Jesper Carlsen primarily works with computer-generated visual art, occasionally employing artificial intelligence, virtual reality and other digital renditions in order to reflect upon our human perception and explore how we develop signs in a contemporary, digitized world. In a way, the digital has its own economy, its own material. Jesper Carlsen wishes to dive into the digital reality through a materialistic study.
“What I want is not to create another illusion, but to create images that depicted the digital logics that lie behind. Approaching these 3D simulations, as were they any other material, and examine its potential and distinctiveness,” explains Jesper Carlsen.
The works can be understood as coded images that create a digital simulation of materiality and material. The materiality of the digital is an electrical charging in celiac. It is therefore small, abstract, and in fact too broad to talk about as traditional material. What we might talk about are the new images it creates; on the surface it looks like the photography, but in the evolutionary process it moves towards the more traditional mixture of pigment and the construction of spatial objects – a kind of digital scenery of points where the surfaces are stretched as a representation of a traditional material.

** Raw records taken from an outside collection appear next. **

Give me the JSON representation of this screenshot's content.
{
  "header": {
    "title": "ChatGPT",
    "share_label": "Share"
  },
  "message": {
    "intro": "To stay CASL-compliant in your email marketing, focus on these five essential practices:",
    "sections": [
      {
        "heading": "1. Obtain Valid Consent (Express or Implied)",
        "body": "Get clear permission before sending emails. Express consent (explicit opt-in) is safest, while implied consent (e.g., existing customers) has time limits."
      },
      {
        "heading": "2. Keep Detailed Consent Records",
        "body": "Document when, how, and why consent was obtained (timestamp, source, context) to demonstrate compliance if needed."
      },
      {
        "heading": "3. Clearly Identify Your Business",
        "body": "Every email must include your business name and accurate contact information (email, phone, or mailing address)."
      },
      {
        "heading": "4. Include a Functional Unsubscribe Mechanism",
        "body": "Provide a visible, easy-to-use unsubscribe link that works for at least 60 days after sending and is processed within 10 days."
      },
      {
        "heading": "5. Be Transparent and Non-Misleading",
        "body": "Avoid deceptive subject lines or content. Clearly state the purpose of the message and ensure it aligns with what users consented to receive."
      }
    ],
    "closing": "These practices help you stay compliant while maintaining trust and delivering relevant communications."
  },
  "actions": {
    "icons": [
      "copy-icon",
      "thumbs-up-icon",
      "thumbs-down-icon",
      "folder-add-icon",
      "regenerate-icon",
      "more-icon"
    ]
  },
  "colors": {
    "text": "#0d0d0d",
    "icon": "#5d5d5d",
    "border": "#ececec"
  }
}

We live in a society where we constantly move between two different realities – a digital, and a physical one. The digital takes the form of a shadow-existence as it may look like all other physical materials – or more precisely, it can look like a photo of a material. And at a time where things almost have not happened if there is no picture to document it, the meaning of it cannot be underestimated when it comes to our understanding and perception of reality.